Fresh violence near the Kenyan coast has led to the deaths of at least 15 people, officials said on Tuesday, a day after Somali Shebab rebels killed almost 50 people in the same region. The al-Qaeda linked Harakat al-Shebab al-Mujahideen said that its fighters executed the attack on a Kenyan village, and its commando unit had been able to return to base after two nights of bloodshed.
“We carried out another attack last night. We killed 20 people, mainly police and Kenyan wildlife wardens. The commandos have been going to several places looking for military personnel”, Abdulaziz Abu Musab, Shebab’s military spokesman said.
“The commandos have fulfilled their duties and returned peacefully to their base”, he added. He, however, did not say if the insurgents were still in Kenya or had gone back to Somalia, some 100 kilometers to the north.

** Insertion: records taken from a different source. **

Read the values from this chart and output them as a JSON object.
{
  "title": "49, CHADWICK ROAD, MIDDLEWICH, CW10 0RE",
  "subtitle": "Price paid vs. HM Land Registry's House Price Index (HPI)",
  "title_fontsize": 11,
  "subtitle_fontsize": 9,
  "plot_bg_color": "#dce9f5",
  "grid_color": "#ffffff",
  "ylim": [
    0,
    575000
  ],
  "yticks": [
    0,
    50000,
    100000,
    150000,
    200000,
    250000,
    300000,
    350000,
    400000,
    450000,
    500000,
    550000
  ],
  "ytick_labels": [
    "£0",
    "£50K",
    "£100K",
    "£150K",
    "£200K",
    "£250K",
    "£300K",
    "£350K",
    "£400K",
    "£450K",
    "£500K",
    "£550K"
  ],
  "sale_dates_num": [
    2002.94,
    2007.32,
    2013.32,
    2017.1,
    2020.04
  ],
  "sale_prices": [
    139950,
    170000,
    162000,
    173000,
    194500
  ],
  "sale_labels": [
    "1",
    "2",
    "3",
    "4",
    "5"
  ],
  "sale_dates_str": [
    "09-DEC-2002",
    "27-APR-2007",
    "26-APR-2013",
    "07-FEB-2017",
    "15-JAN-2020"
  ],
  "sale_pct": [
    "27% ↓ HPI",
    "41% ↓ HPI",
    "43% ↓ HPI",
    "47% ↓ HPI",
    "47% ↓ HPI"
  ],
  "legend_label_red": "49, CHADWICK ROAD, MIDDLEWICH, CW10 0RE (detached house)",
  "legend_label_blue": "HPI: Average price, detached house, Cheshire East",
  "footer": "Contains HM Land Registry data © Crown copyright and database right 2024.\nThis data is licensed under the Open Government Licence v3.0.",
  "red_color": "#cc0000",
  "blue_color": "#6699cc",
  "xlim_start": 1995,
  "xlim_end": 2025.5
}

On Monday, the police confirmed that the gunmen who had attacked the village Poromoko, reportedly belonging to the same set of people who had killed around 50 in the town Mpeketoni, both in Lamu county, on Sunday. Zipporah Mboroki, spokeswoman for the Kenyan police, said that the attack happened at a time when top officials flew into the region to coordinate local security operations.
The assault on Mpeketoni, near popular tourist resort island of Lamu, late on Sunday was the most lethal attack in Kenya since a siege on Westgate shopping mall last September in capital city Nairobi, which saw 67 people die.
Witnesses say that the militants reached the predominantly Christian town late on Sunday night, and attacked hotels, homes and a police station. They reportedly executed non-Muslims and spared the lives of Muslim men, women and children. According to witnesses, they forced people out of their homes and shot them in the head one after the other.